The statement must also set out how the directors have engaged with employees, how the directors have had regard to employee interests, and the effect of this, including on principal decisions taken by the company during the financial year.
All stakeholder relationships should be addressed. “The directors’ report must contain a new statement summarising how the directors have had regard to the need to foster the company’s business relationships with suppliers, customers and others, and the effect of this (including on the principal decisions taken by the company during the financial year),” the note warns.
Company Secretaries Face Challenges For Board Reporting
It’s clear from the above view of director responsibilities that reporting on Section 172 will be challenging for a company secretary or general counsel.
A poll by the UK Institute for Chartered Secretaries and Administrators (ICSA) showed that a majority felt that successful reporting on these issues would be difficult.
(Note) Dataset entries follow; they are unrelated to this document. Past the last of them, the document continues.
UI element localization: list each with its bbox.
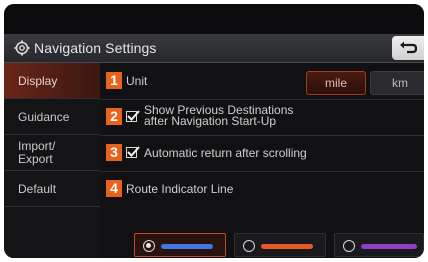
back-arrow-icon — [400, 41, 418, 54]
sidebar-item-label: Guidance — [18, 110, 70, 124]
sidebar-item-label: Display — [18, 74, 58, 88]
setting-row-route-indicator-line: 4 Route Indicator Line — [100, 171, 424, 207]
page-title: Navigation Settings — [34, 40, 157, 56]
radio-button — [343, 240, 355, 252]
route-color-swatch — [261, 244, 313, 249]
show-previous-destinations-checkbox[interactable] — [126, 110, 140, 122]
show-previous-destinations-label: Show Previous Destinations after Navigati… — [144, 104, 293, 128]
route-color-swatch — [161, 244, 213, 249]
setting-row-unit: 1 Unit mile km — [100, 63, 424, 100]
item-number-badge: 2 — [106, 108, 122, 125]
sidebar-item-import-export[interactable]: Import/ Export — [4, 135, 100, 171]
sidebar-item-guidance[interactable]: Guidance — [4, 99, 100, 135]
radio-button — [243, 240, 255, 252]
back-button[interactable] — [392, 36, 424, 60]
checkmark-icon — [127, 146, 140, 157]
sidebar: Display Guidance Import/ Export Default — [4, 63, 100, 258]
setting-row-show-previous-destinations[interactable]: 2 Show Previous Destinations after Naviga… — [100, 99, 424, 136]
automatic-return-checkbox[interactable] — [126, 146, 140, 158]
nav-settings-screen: Navigation Settings Display Guidance Imp… — [4, 4, 424, 258]
sidebar-item-default[interactable]: Default — [4, 171, 100, 207]
sidebar-item-label: Default — [18, 182, 57, 196]
item-number-badge: 1 — [106, 72, 122, 89]
item-number-badge: 3 — [106, 144, 122, 161]
checkmark-icon — [127, 110, 140, 121]
route-color-option-purple[interactable] — [334, 233, 424, 257]
title-bar: Navigation Settings — [4, 34, 424, 63]
route-color-option-orange[interactable] — [234, 233, 326, 257]
label-line-2: after Navigation Start-Up — [144, 114, 277, 128]
unit-mile-button[interactable]: mile — [306, 71, 366, 95]
radio-dot — [146, 243, 151, 248]
route-indicator-line-label: Route Indicator Line — [126, 182, 234, 196]
radio-button — [143, 240, 155, 252]
top-status-bar — [4, 4, 424, 30]
sidebar-item-label: Import/ Export — [18, 139, 56, 166]
settings-list: 1 Unit mile km 2 Show Previous Destinati… — [100, 63, 424, 258]
item-number-badge: 4 — [106, 180, 122, 197]
route-color-swatch — [361, 244, 417, 249]
unit-km-button[interactable]: km — [370, 71, 424, 95]
route-color-option-blue[interactable] — [134, 233, 226, 257]
gear-icon — [14, 40, 30, 56]
sidebar-item-display[interactable]: Display — [4, 63, 100, 99]
unit-label: Unit — [126, 74, 148, 88]
setting-row-automatic-return[interactable]: 3 Automatic return after scrolling — [100, 135, 424, 172]
automatic-return-label: Automatic return after scrolling — [144, 146, 307, 160]
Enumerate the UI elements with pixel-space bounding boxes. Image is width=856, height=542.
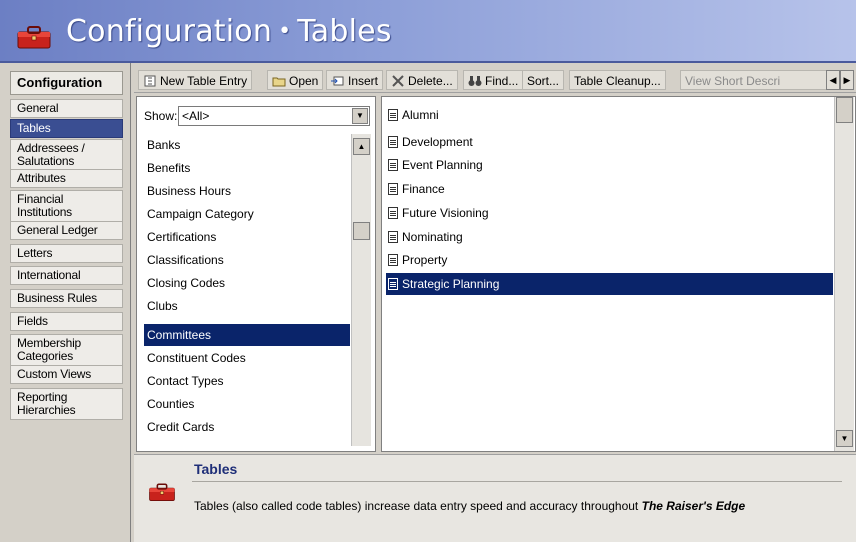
- entry-item[interactable]: Alumni: [386, 104, 439, 126]
- nav-item-general[interactable]: General: [10, 99, 123, 118]
- scroll-up-button[interactable]: ▲: [353, 138, 370, 155]
- view-short-description-button[interactable]: View Short Descri: [680, 70, 838, 90]
- list-item[interactable]: Counties: [144, 393, 350, 415]
- document-icon: [388, 254, 398, 266]
- nav-item-tables[interactable]: Tables: [10, 119, 123, 138]
- scroll-thumb[interactable]: [836, 97, 853, 123]
- list-item[interactable]: Credit Cards: [144, 416, 350, 438]
- list-item[interactable]: Contact Types: [144, 370, 350, 392]
- document-icon: [388, 278, 398, 290]
- new-entry-icon: [144, 75, 156, 87]
- nav-item-addressees-salutations[interactable]: Addressees / Salutations: [10, 139, 123, 171]
- page-title: Configuration • Tables: [66, 14, 392, 49]
- description-title: Tables: [194, 461, 238, 477]
- nav-item-business-rules[interactable]: Business Rules: [10, 289, 123, 308]
- configuration-nav: Configuration General Tables Addressees …: [0, 63, 131, 542]
- delete-button[interactable]: Delete...: [386, 70, 458, 90]
- document-icon: [388, 231, 398, 243]
- title-bar: Configuration • Tables: [0, 0, 856, 63]
- entries-scrollbar[interactable]: ▼: [834, 97, 854, 451]
- scroll-down-button[interactable]: ▼: [836, 430, 853, 447]
- insert-icon: [331, 76, 344, 86]
- show-label: Show:: [144, 109, 178, 123]
- list-item-selected[interactable]: Committees: [144, 324, 350, 346]
- nav-header: Configuration: [10, 71, 123, 95]
- entry-item[interactable]: Future Visioning: [386, 202, 489, 224]
- arrow-down-icon: ▼: [840, 434, 849, 443]
- toolbox-icon: [149, 483, 175, 501]
- document-icon: [388, 183, 398, 195]
- document-icon: [388, 207, 398, 219]
- list-item[interactable]: Constituent Codes: [144, 347, 350, 369]
- nav-item-custom-views[interactable]: Custom Views: [10, 365, 123, 384]
- show-dropdown-button[interactable]: ▼: [352, 108, 368, 124]
- table-cleanup-button[interactable]: Table Cleanup...: [569, 70, 666, 90]
- open-button[interactable]: Open: [267, 70, 324, 90]
- sort-button[interactable]: Sort...: [522, 70, 565, 90]
- nav-item-financial-institutions[interactable]: Financial Institutions: [10, 190, 123, 222]
- arrow-right-icon: ▶: [843, 75, 851, 85]
- new-table-entry-button[interactable]: New Table Entry: [138, 70, 253, 90]
- binoculars-icon: [468, 76, 482, 86]
- entry-item[interactable]: Property: [386, 249, 447, 271]
- document-icon: [388, 136, 398, 148]
- nav-item-fields[interactable]: Fields: [10, 312, 123, 331]
- list-item[interactable]: Benefits: [144, 157, 350, 179]
- tables-list-scrollbar[interactable]: ▲: [351, 134, 371, 446]
- toolbar: New Table Entry Open Insert Delete... Fi…: [134, 67, 856, 93]
- nav-item-international[interactable]: International: [10, 266, 123, 285]
- toolbar-scroll-right-button[interactable]: ▶: [840, 70, 854, 90]
- list-item[interactable]: Campaign Category: [144, 203, 350, 225]
- description-divider: [192, 481, 842, 482]
- scroll-thumb[interactable]: [353, 222, 370, 240]
- insert-button[interactable]: Insert: [326, 70, 384, 90]
- list-item[interactable]: Clubs: [144, 295, 350, 317]
- description-text: Tables (also called code tables) increas…: [194, 499, 746, 513]
- list-item[interactable]: Certifications: [144, 226, 350, 248]
- list-item[interactable]: Business Hours: [144, 180, 350, 202]
- toolbar-scroll-left-button[interactable]: ◀: [826, 70, 840, 90]
- arrow-left-icon: ◀: [829, 75, 837, 85]
- document-icon: [388, 159, 398, 171]
- document-icon: [388, 109, 398, 121]
- entry-item-selected[interactable]: Strategic Planning: [386, 273, 833, 295]
- description-pane: Tables Tables (also called code tables) …: [134, 454, 856, 542]
- list-item[interactable]: Closing Codes: [144, 272, 350, 294]
- nav-item-reporting-hierarchies[interactable]: Reporting Hierarchies: [10, 388, 123, 420]
- show-select[interactable]: <All> ▼: [178, 106, 370, 126]
- entry-item[interactable]: Development: [386, 131, 473, 153]
- toolbox-icon: [17, 26, 51, 49]
- nav-item-attributes[interactable]: Attributes: [10, 169, 123, 188]
- list-item[interactable]: Classifications: [144, 249, 350, 271]
- list-item[interactable]: Banks: [144, 134, 350, 156]
- delete-icon: [392, 75, 404, 87]
- entry-item[interactable]: Event Planning: [386, 154, 483, 176]
- nav-item-general-ledger[interactable]: General Ledger: [10, 221, 123, 240]
- chevron-down-icon: ▼: [356, 111, 364, 120]
- find-button[interactable]: Find...: [463, 70, 524, 90]
- folder-open-icon: [272, 77, 286, 87]
- nav-item-membership-categories[interactable]: Membership Categories: [10, 334, 123, 366]
- nav-item-letters[interactable]: Letters: [10, 244, 123, 263]
- arrow-up-icon: ▲: [357, 142, 366, 151]
- tables-list: Banks Benefits Business Hours Campaign C…: [144, 134, 350, 444]
- entry-item[interactable]: Nominating: [386, 226, 463, 248]
- entry-item[interactable]: Finance: [386, 178, 445, 200]
- product-name: The Raiser's Edge: [641, 499, 746, 513]
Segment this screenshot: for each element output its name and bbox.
“Respondents’ main concerns appear to be that the reporting requirements will become a mere compliance measure, with one stating: ‘There is a danger it will become a tick-box exercise with boiler plate wording to meet the requirements,’ and another: ‘This will most likely have a limited impact on improving stakeholder consideration as, after initial implementation, it will become a basic compliance exercise.”
Similarly, company secretaries felt that the biggest challenge to reporting is gathering data, while other respondents were concerned about “trying to understand how and when there may be reporting requirements which are legitimately required, while not jeopardising business activities prematurely or needlessly” and “engaging with shareholders does not always mean that companies will take more actions in their favour.”
What is the size and scale of the challenge that companies face in building a balanced board?
These are substantial challenges. ICSA suggests that meeting them involves hewing to the basic principles of this kind of reporting:
“The disclosure of a company’s business model and strategy remain the cornerstone of the strategic report. The business model should explain how a company generates and preserves value over the longer-term,” ICSA points out.
The increased emphasis on long-term value provides a common thread for this kind of reporting; company secretaries should keep in perspective when detailing engagement with stakeholders. It’s not a question of “we did this, that and the other thing” for them; the issue is how the board is integrating stakeholders into the decision-making process. If that is really happening, simply reporting on how that is taking place should fulfil the requirement.
To report in the perspective described above, talk about relationships and not about numbers. “Companies should also consider the key resources and relationships that support the generation and preservation of value. This will include tangible and intangible assets but may also include items that have not been recognised on the balance sheet,” ICSA suggests.